Kreis Karlsruhe. Der Kreistag des Landkreises Karlsruhe hat die Verwaltung beauftragt, umfangreiche Investitionsmaßnahmen über das neue Länder- und Kommunal-Infrastrukturfinanzierungsgesetz (LuKIFG) anzumelden, um die zugesagte Finanzierungsmittel schnellstmöglich einzusetzen. Dieser Beschluss wurde vom Gremium in der Sitzung am Donnerstag, 7. Mai, in der Lußhardthalle in Hambrücken getroffen. Die Gemeinsame Finanzkommission hatte festgelegt, dass den Ländern aus dem bundesweiten Sondervermögen 100 Milliarden Euro zur Verfügung gestellt wird. Der Landkreis Karlsruhe erhält davon 91,7 Millionen Euro. Gefördert werden vor allem Bau- und Sanierungsmaßnahmen, Infrastrukturprojekte, Digitalisierungsvorhaben, Grundstückserwerb und größere Beschaffungen.
„Die Nutzung der Fördermittel bringt deutliche Vorteile für den Kreishaushalt.
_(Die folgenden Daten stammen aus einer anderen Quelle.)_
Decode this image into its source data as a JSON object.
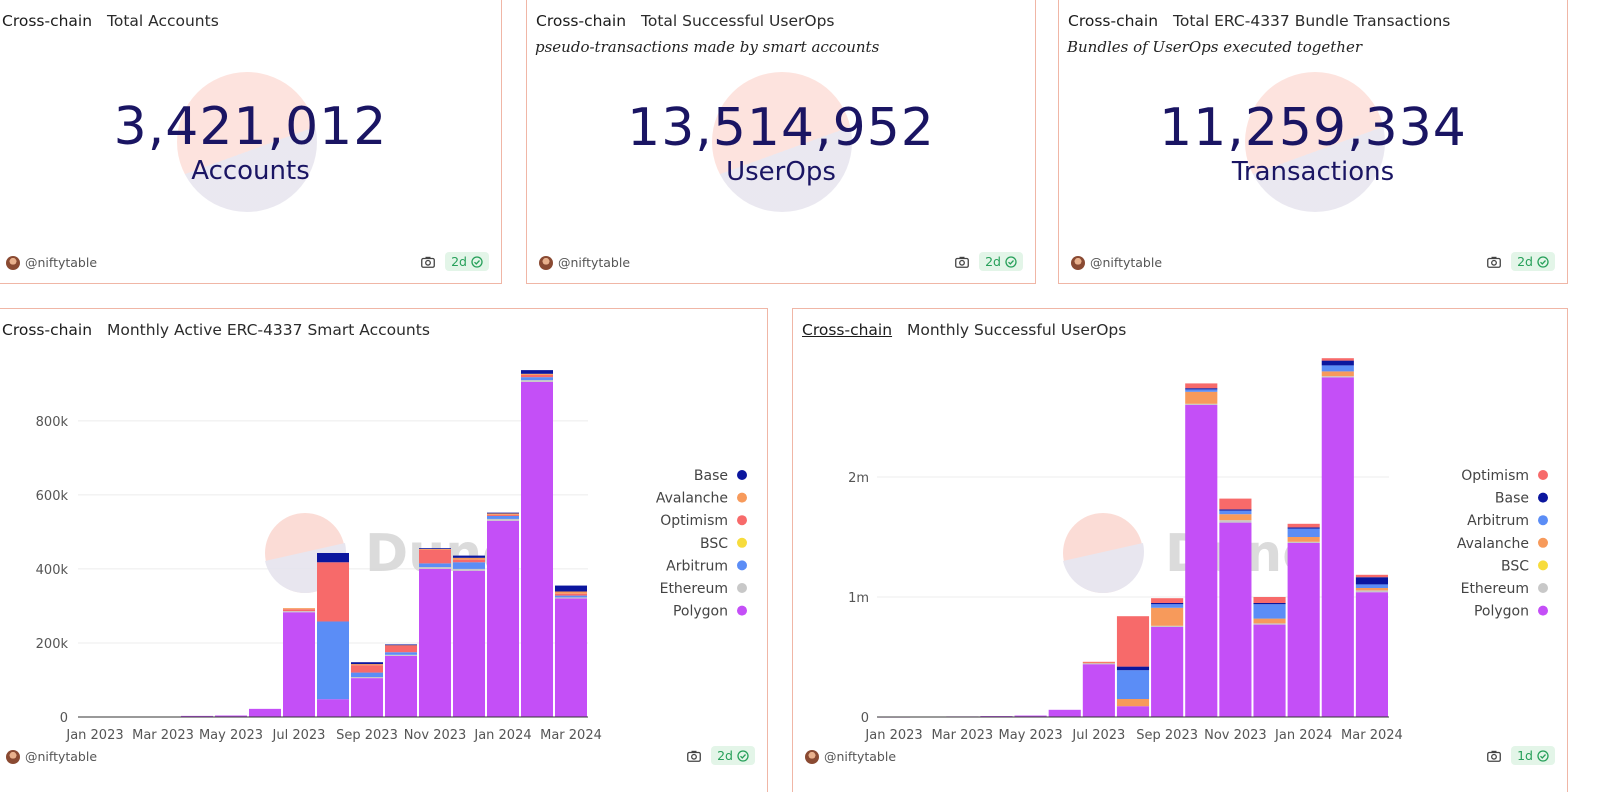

Optimierungen der Infrastruktur oder auch konkrete Projekte, die angesichts der schwierigen Haushaltsituation sonst verschoben werden müssten, sind nun wieder umsetzbar“, betonte Landrat Dr. Christoph Schnaudigel. „Das Sondervermögen löst aber nicht unsere grundsätzlichen finanziellen Probleme: Entlastet werden wir lediglich bei den investiven Ausgaben. Die laufenden konsumtiven Ausgaben belasten uns dabei weiterhin schwer“.
Bereits für 2025 können auf diese Weise rückwirkend über vier Millionen Euro refinanziert werden, weitere rund 24 Millionen Euro für das laufende Jahr 2026. Das führe auch zu einer deutlichen Entlastung bei der Kreditaufnahme und der Verschuldung sowie bei den Finanzmitteln für 2025 sogar zu einer verbesserten Liquidität. Ziel ist es, den gesamten Betrag an Fördermitteln bis 2029 abzurufen.
Das Gremium beschloss, die LuKIFG-Mittel insbesondere für die Bereiche Bildung und Gebäude einzusetzen. Dazu zählen Sanierung und Neubau von Schulen, wie die Gartenschule Ettlingen und die Handelslehranstalt Bruchsal, aber auch IT-Infrastruktur und Ausstattung. Weiter bedacht werden soll der Öffentliche Personennahverkehr mit dem barrierefreien Ausbau von AVG-Haltepunkten, dem zweigleisigen Ausbau von Bahnstrecken und dem Wendegleis der Kraichgaubahn. Auch der Neubau eines Ergänzungsgebäudes (E-Bau) bei der Fürst-Stirum-Klinik Bruchsal sowie die Erweiterung der Wohngruppen bei der Jugendeinrichtung Schloss Stutensee sollen über diese Mittel gefördert werden. Unter die vorgesehenen Projekte fallen auch der Beitrag des Landkreises Karlsruhe Sofortmaßnahmen zur Beseitigung akuter Baumängel an der Klosterruine Frauenalb.
Die Verwaltung wird im nächsten Schritt alle ermittelten Maßnahmen auf Förderfähigkeit prüfen, priorisieren und anmelden sowie einheitliche Prozesse etablieren. Damit sollen Rückforderungen vermieden und die Mittel effizient eingesetzt werden.
Die ersten konkreten Zahlungen erhält der Landkreis Karlsruhe bereits in diesem Monat.